Do you know how easy it is to cast a weight gain spell? It's seriously easy. All I have to do is [retracted] during the [redracted] and pay for pizza to be delivered on her doorstep.
Just teasing....I'd rather send the pizza to the homeless shelter.
Does my sister-in-law want to play a game?
How many of her lies does she truly believe?
Let's see......
Shannon has until New Year's Day.
Love ya,
S.
P.S. I've just been informed that I have $90 to feed the children and cover household expenses this week. I'd get more if I divorced and sued for child support. Every week, I get some pitiful amount of money for groceries.
I can't do this anymore.
P.S.S. I tried to talk to my ex to find out exactly what motive his sister would have to stalk me. I don't know. He says it is to force me to talk to them. He says it is to get to him.
I just know that this whole thing is weird. I'm really terrified. He's controlling. They're weird.
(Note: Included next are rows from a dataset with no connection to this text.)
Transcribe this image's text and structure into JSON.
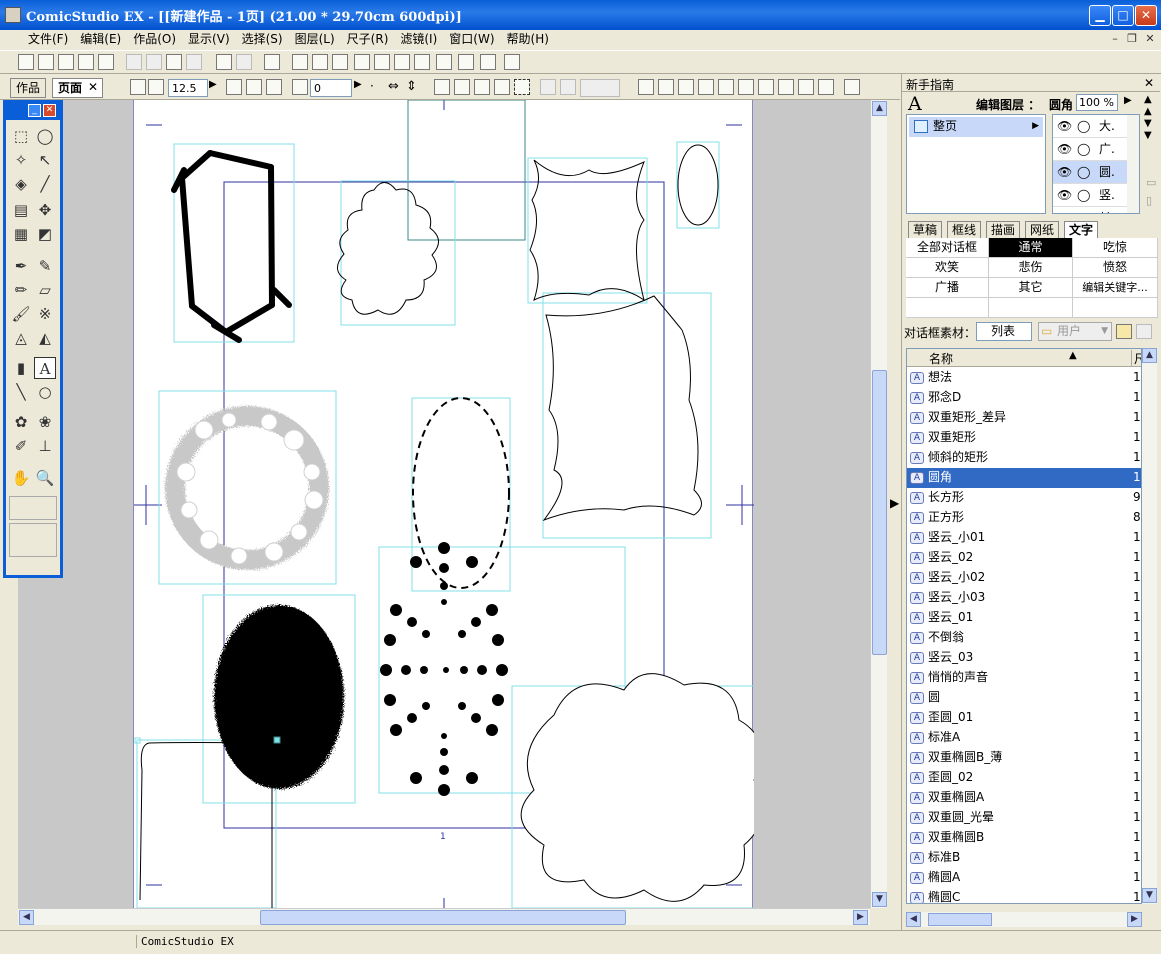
{
  "window": {
    "title": "ComicStudio EX - [[新建作品 - 1页] (21.00 * 29.70cm 600dpi)]"
  },
  "menu": [
    "文件(F)",
    "编辑(E)",
    "作品(O)",
    "显示(V)",
    "选择(S)",
    "图层(L)",
    "尺子(R)",
    "滤镜(I)",
    "窗口(W)",
    "帮助(H)"
  ],
  "tabs": {
    "work": "作品",
    "page": "页面"
  },
  "toolbar": {
    "zoom_value": "12.5",
    "rotate_value": "0"
  },
  "status": {
    "text": "ComicStudio EX"
  },
  "page_marker": "1",
  "panel": {
    "title": "新手指南",
    "edit_layer_label": "编辑图层 ：",
    "edit_layer_value": "圆角",
    "opacity": "100 %",
    "layer_folder": "整页",
    "layers": [
      "大.",
      "广.",
      "圆.",
      "竖.",
      "长"
    ],
    "category_tabs": [
      "草稿",
      "框线",
      "描画",
      "网纸",
      "文字"
    ],
    "balloon_categories": [
      [
        "全部对话框",
        "通常",
        "吃惊"
      ],
      [
        "欢笑",
        "悲伤",
        "愤怒"
      ],
      [
        "广播",
        "其它",
        "编辑关键字..."
      ]
    ],
    "material_label": "对话框素材：",
    "material_view": "列表",
    "material_folder": "用户",
    "col_name": "名称",
    "col_size": "尺",
    "materials": [
      [
        "想法",
        "1"
      ],
      [
        "邪念D",
        "1"
      ],
      [
        "双重矩形_差异",
        "1"
      ],
      [
        "双重矩形",
        "1"
      ],
      [
        "倾斜的矩形",
        "1"
      ],
      [
        "圆角",
        "1"
      ],
      [
        "长方形",
        "9"
      ],
      [
        "正方形",
        "8"
      ],
      [
        "竖云_小01",
        "1"
      ],
      [
        "竖云_02",
        "1"
      ],
      [
        "竖云_小02",
        "1"
      ],
      [
        "竖云_小03",
        "1"
      ],
      [
        "竖云_01",
        "1"
      ],
      [
        "不倒翁",
        "1"
      ],
      [
        "竖云_03",
        "1"
      ],
      [
        "悄悄的声音",
        "1"
      ],
      [
        "圆",
        "1"
      ],
      [
        "歪圆_01",
        "1"
      ],
      [
        "标准A",
        "1"
      ],
      [
        "双重椭圆B_薄",
        "1"
      ],
      [
        "歪圆_02",
        "1"
      ],
      [
        "双重椭圆A",
        "1"
      ],
      [
        "双重圆_光晕",
        "1"
      ],
      [
        "双重椭圆B",
        "1"
      ],
      [
        "标准B",
        "1"
      ],
      [
        "椭圆A",
        "1"
      ],
      [
        "椭圆C",
        "1"
      ]
    ]
  },
  "colors": {
    "title_blue": "#0a5fd8",
    "selection": "#316ac5",
    "frame_cyan": "#80e0e8",
    "ruler_navy": "#3030a0"
  }
}
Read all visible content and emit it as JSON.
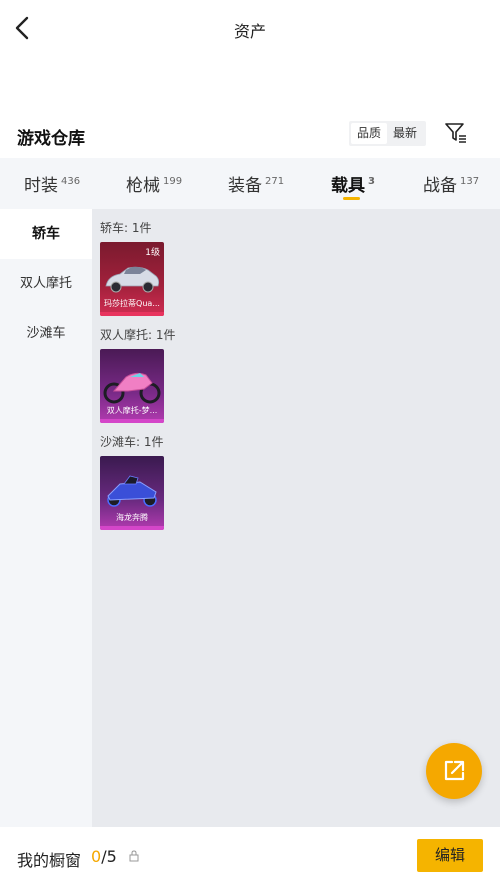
{
  "header": {
    "title": "资产"
  },
  "warehouse": {
    "title": "游戏仓库",
    "sort_options": [
      "品质",
      "最新"
    ]
  },
  "tabs": [
    {
      "label": "时装",
      "count": "436"
    },
    {
      "label": "枪械",
      "count": "199"
    },
    {
      "label": "装备",
      "count": "271"
    },
    {
      "label": "载具",
      "count": "3",
      "active": true
    },
    {
      "label": "战备",
      "count": "137"
    }
  ],
  "sidebar": {
    "items": [
      "轿车",
      "双人摩托",
      "沙滩车"
    ],
    "active": "轿车"
  },
  "groups": [
    {
      "label": "轿车: 1件",
      "item": {
        "name": "玛莎拉蒂Qua...",
        "level": "1级",
        "theme": "red"
      }
    },
    {
      "label": "双人摩托: 1件",
      "item": {
        "name": "双人摩托-梦...",
        "level": "",
        "theme": "pink"
      }
    },
    {
      "label": "沙滩车: 1件",
      "item": {
        "name": "海龙奔腾",
        "level": "",
        "theme": "pink"
      }
    }
  ],
  "showcase": {
    "label": "我的橱窗",
    "current": "0",
    "total": "/5",
    "edit_label": "编辑"
  },
  "colors": {
    "accent": "#f5b400",
    "card_red": "#c8264a",
    "card_pink": "#c93fc0"
  },
  "icons": [
    "back-arrow-icon",
    "filter-icon",
    "share-icon",
    "lock-icon"
  ]
}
This is making me paranoid.
I want to hold a job. I have NOT had the experience of holding a job or going to school without being harassed by my in-laws since I was twenty years old. They've harassed my co-workers at every job I've held since 1991. This realization scares me.
I shouldn't be anxious over it. I've been self-medicating. My PTSD doc is on vacation and when he returns I don't know where the bus fare to see him is going to come from.
I guess I'll just have to start selling my recordings online again so I can buy groceries and see my doc.
Maybe if I get a new identity for myself....
Could that work?
If I take on another name, could my in-laws harass me anymore?
Hmmmmm......
Help?
I know once I break the control and hide from the stalker, it will all be okay. They are probably just acting out because their father has stage four cancer.
I just need a new plan of action. Once I have that, everything will be kosher.
All I need is a good plan.
If I wind up dead, I want people to know who I am afraid of.